Northern National Bank became the Northern City National Bank some time before 1957, the year the giant letters “N” and “C” were first placed atop the Alworth—and illuminated at night. A 1980 merger changed the bank’s name to First Bank Duluth. In 1988 First Bank built itself a new building at 130 West Superior Street and, naturally, moved out of the Alworth. First Bank has since become U.S. Bank.

Today, the Alworth building still includes the offices of Alworth’s Oneida Realty. It is also home to the Marshall H. and Nellie Alworth Fund, St. Louis County Title Company, Stewart Title, several law firms (including large firms such as Falsani, Balmer, Peterson, Quinn, & Beyer and Petersen, Sage, Graves, Layman & Moe), The Minnesota Board of Public Defense, Eagle Accounting, and Wheeler  Associates. The first floor is still occupied by a bank, Republic Bank, which moved in in the 1980s. The skylight that once helped illuminate the bank when it opened in 1910 has been covered.

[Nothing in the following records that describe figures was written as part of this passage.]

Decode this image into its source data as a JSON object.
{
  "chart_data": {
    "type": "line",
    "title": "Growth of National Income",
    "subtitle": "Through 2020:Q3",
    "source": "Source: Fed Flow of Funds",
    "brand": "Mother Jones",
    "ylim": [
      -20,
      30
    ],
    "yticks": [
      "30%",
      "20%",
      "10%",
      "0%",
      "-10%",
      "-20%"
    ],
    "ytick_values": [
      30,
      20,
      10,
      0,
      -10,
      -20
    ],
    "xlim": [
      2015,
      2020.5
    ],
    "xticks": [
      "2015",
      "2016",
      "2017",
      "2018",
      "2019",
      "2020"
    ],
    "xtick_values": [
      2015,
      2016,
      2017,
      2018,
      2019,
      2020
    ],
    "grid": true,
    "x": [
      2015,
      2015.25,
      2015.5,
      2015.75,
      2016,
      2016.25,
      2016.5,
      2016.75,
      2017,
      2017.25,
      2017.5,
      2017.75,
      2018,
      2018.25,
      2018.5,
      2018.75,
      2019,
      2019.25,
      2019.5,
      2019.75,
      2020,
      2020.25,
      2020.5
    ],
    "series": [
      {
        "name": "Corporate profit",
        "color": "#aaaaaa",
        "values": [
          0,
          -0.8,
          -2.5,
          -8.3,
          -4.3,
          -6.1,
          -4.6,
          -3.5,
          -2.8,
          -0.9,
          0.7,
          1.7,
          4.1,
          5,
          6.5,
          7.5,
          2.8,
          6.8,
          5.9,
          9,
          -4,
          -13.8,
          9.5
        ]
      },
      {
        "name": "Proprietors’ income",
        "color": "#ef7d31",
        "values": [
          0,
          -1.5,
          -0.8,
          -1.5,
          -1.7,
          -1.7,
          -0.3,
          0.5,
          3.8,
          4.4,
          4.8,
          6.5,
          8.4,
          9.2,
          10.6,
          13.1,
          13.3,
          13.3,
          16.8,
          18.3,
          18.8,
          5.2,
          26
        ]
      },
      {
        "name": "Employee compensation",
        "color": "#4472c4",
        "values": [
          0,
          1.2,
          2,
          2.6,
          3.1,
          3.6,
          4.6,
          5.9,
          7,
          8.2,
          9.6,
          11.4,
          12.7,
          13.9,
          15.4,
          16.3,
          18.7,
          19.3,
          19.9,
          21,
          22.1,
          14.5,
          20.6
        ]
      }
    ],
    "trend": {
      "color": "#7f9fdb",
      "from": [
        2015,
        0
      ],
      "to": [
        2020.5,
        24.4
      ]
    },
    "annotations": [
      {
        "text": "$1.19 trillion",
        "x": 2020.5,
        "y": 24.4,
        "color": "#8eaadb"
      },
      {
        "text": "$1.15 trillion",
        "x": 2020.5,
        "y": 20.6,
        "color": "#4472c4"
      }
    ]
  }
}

Despite those early reports of Duluth inevitably become home to dozens of skyscrapers, no one has constructed a building in Duluth that surpasses the Alworth in height. The original plans for the new Maurice’s corporate headquarters, currently under construction along the entire upper half of the west 400 block of Superior Street, called for a 15-story glass tower, but plans have since been altered to 11 stories. Over 105 years later, the Alworth remains Duluth’s tallest structure—and it doesn’t look like it will be surpassed any time soon.